Primary LanguageJupyter Notebook

Credit_Risk_Analysis

Overview of the Analysis

This analysis is done to assess credit risk of applicants using machine learning. Several different machine learning techniques are applied , then the models are assessed to choose the best technique that applies to this type of problem.

Results:

1.Random oversampler

-The balanced accuracy score for the random oversampler is 0.65, which tells that the model has predict 65% of the test sample correctly.

-The model has very low precision (close to 0) in detecting a high risk, and a very high precision in detecting low risk applicants(100%).

-The model has moderate sensitivity (0.63) in detecting a high risk, and a moderate sensitivity (0.67) in detecting low risk applicants.

2.SMOTE oversampling

-The balanced accuracy score for the random oversampler is 0.64, which tells that the model has predict 64% of the test sample correctly.

-The model has very low precision (close to 0) in detecting a high risk, and a very high precision in detecting low risk applicants (100%).

-The model has moderate sensitivity (0.61) in detecting a high risk, and a moderate sensitivity (0.67) in detecting low risk applicants.

3.Undersampling

-The balanced accuracy score for the random oversampler is 0.51, which tells that the model has predict 51% of the test sample correctly.

-The model has very low precision (close to 0) in detecting a high risk, and a very high precision in detecting low risk applicants(100%).

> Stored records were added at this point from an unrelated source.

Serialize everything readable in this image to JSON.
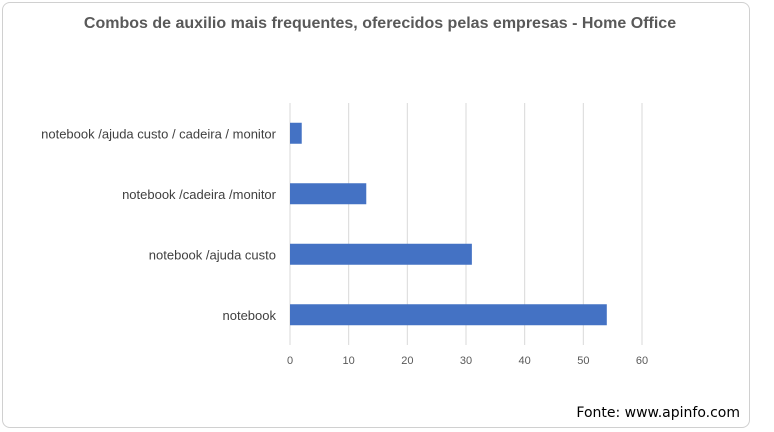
{
  "chart_data": {
    "type": "bar",
    "orientation": "horizontal",
    "title": "Combos de auxilio mais frequentes, oferecidos pelas empresas - Home Office",
    "categories": [
      "notebook /ajuda custo / cadeira / monitor",
      "notebook /cadeira /monitor",
      "notebook /ajuda custo",
      "notebook"
    ],
    "values": [
      2,
      13,
      31,
      54
    ],
    "xlim": [
      0,
      60
    ],
    "ticks": [
      0,
      10,
      20,
      30,
      40,
      50,
      60
    ],
    "grid": true,
    "bar_color": "#4472C4",
    "grid_color": "#D9D9D9"
  },
  "source": "Fonte: www.apinfo.com"
}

-The model has moderate sensitivity (0.59) in detecting a high risk, and a moderate sensitivity (0.44) in detecting low risk applicants.

4.SMOTEENN

-The balanced accuracy score for the random oversampler is 0.64, which tells that the model has predict 64% of the test sample correctly.

-The model has very low precision (close to 0) in detecting a high risk, and a very high precision in detecting low risk applicants(100%).

-The model has moderate sensitivity (0.70) in detecting a high risk, and a moderate sensitivity (0.58) in detecting low risk applicants.

5.Balanced Random Forest Classifier

-The balanced accuracy score for the random oversampler is 0.79, which tells that the model has predict 79% of the test sample correctly.

-The model has very low precision (close to 0) in detecting a high risk, and a very high precision in detecting low risk applicants(100%).

-The model has moderate sensitivity (0.70) in detecting a high risk, and a high sensitivity (0.89) in detecting low risk applicants.

6.Easy Ensemble Classifier

-The balanced accuracy score for the random oversampler is 0.92, which tells that the model has predict 92% of the test sample correctly.

-The model has very low precision (close to 0) in detecting a high risk, and a very high precision in detecting low risk applicants(100%).

-The model has high sensitivity (0.91) in detecting a high risk, and a high sensitivity (0.94) in detecting low risk applicants.

Summary:

Since the business is to check the risk of the applicant, the most important aspect is if the model misses a high risk applicant and lables the applicant as low risk.

So, all the models reslts show moderate sensitivity in detecting high risk except for the EasyEnsembleClassifier model which has a very high sensitivity of 0.94 in detecting high risk applicants. Also, this models has a 92% balanced accuracy score which is a very good score in prediciting the risk.